As this report is being compiled on December 17, December cocoa has closed at 3,153, up $83.00 from yesterday’s close. Today, December Cocoa made a high of 3,165, which is the highest print since September 3 (3,165). Now that cocoa has blown out large numbers of market participants, it will be interesting to see whether today’s rally was powered higher by new buyers. If this is the case, December cocoa may have the potential to reverse the sell signals.Remember, during cocoa’s decline from September 5, it never experienced a day in which there was an open interest increase.We interpret this as confirmation that market participants as a whole are not sufficiently bearish. We want to take a look at today’s volume and open interest stats and will advise a course of action in tomorrow’s report. Stand aside.
Coffee:
December coffee advanced 3.05 cents on volume of 20,878 contracts. Volume was the highest since September 12 when December coffee lost 90 points on volume of 21,345 contracts and total open interest increased by 252 contracts. On September 16, total open interest increased by 728 contracts, which relative to volume is approximately 40% above average meaning that new longs were entering the market and driving prices higher (1.8795).
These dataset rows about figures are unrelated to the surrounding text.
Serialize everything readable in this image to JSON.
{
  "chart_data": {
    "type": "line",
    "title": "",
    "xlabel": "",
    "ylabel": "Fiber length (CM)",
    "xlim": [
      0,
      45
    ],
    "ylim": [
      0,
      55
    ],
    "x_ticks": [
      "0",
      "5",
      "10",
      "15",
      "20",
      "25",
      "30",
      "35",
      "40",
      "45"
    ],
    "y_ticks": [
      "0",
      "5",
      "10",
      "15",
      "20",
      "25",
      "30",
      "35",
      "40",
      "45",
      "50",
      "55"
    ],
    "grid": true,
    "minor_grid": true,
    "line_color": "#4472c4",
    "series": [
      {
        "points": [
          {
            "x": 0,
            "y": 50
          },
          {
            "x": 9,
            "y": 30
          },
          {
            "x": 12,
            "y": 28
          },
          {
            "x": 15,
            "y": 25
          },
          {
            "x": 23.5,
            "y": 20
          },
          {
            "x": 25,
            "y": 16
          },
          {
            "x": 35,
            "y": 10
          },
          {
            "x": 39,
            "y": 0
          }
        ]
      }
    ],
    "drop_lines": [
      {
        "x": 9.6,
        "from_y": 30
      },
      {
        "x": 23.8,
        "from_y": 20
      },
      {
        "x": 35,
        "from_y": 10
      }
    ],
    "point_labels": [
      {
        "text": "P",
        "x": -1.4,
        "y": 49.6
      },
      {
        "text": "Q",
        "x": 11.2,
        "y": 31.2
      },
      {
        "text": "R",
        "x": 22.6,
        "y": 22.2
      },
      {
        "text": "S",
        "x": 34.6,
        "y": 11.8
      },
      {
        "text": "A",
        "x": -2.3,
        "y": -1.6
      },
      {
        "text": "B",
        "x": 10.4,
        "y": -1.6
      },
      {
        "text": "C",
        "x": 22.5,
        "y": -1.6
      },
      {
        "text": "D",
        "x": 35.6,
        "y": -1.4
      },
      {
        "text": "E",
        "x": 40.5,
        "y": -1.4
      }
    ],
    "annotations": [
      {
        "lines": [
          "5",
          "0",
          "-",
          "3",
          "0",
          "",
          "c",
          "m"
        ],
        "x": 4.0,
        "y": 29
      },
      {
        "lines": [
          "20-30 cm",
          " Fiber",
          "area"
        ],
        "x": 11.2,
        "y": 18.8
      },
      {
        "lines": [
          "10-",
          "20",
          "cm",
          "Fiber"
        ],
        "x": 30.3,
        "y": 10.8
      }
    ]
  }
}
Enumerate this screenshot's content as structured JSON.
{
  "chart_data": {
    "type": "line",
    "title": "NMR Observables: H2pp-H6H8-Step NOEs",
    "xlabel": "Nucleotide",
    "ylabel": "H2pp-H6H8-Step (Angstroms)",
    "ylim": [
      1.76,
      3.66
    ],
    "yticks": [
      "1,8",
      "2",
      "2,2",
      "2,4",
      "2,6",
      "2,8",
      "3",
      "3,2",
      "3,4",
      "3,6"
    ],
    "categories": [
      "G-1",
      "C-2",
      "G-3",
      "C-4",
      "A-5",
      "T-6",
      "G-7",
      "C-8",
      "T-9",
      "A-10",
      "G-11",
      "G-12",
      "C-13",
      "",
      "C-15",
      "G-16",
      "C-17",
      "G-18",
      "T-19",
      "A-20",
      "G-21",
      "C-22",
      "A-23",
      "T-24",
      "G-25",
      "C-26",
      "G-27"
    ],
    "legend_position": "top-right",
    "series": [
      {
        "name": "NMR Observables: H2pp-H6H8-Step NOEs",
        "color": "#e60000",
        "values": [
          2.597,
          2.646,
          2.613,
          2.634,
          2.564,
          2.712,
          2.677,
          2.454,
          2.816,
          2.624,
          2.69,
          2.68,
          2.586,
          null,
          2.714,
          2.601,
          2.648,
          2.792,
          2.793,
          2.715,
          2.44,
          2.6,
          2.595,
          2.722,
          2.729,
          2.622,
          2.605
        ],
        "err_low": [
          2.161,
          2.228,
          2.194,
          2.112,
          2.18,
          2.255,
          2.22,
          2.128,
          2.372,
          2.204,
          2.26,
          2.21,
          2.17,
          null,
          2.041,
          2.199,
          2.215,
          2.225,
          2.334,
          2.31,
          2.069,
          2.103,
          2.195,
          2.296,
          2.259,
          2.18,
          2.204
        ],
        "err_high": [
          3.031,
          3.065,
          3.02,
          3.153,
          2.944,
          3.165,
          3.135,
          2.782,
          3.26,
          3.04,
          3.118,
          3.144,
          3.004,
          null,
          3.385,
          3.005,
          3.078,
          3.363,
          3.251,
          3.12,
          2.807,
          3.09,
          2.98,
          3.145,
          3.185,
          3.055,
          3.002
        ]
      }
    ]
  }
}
The December contract accounted for loss of 644 of open interest, which makes the total open interest increase more impressive (bullish).
The price advance accompanied by an increase in open interest is the first we have seen since September 4 when December coffee advanced 15 points on volume of 20,031 contracts and total open interest increased by 895 contracts. On September 17, December coffee is trading 40 points lower. December coffee remains on a short-term sell signal, but an intermediate term buy signal. Stand aside.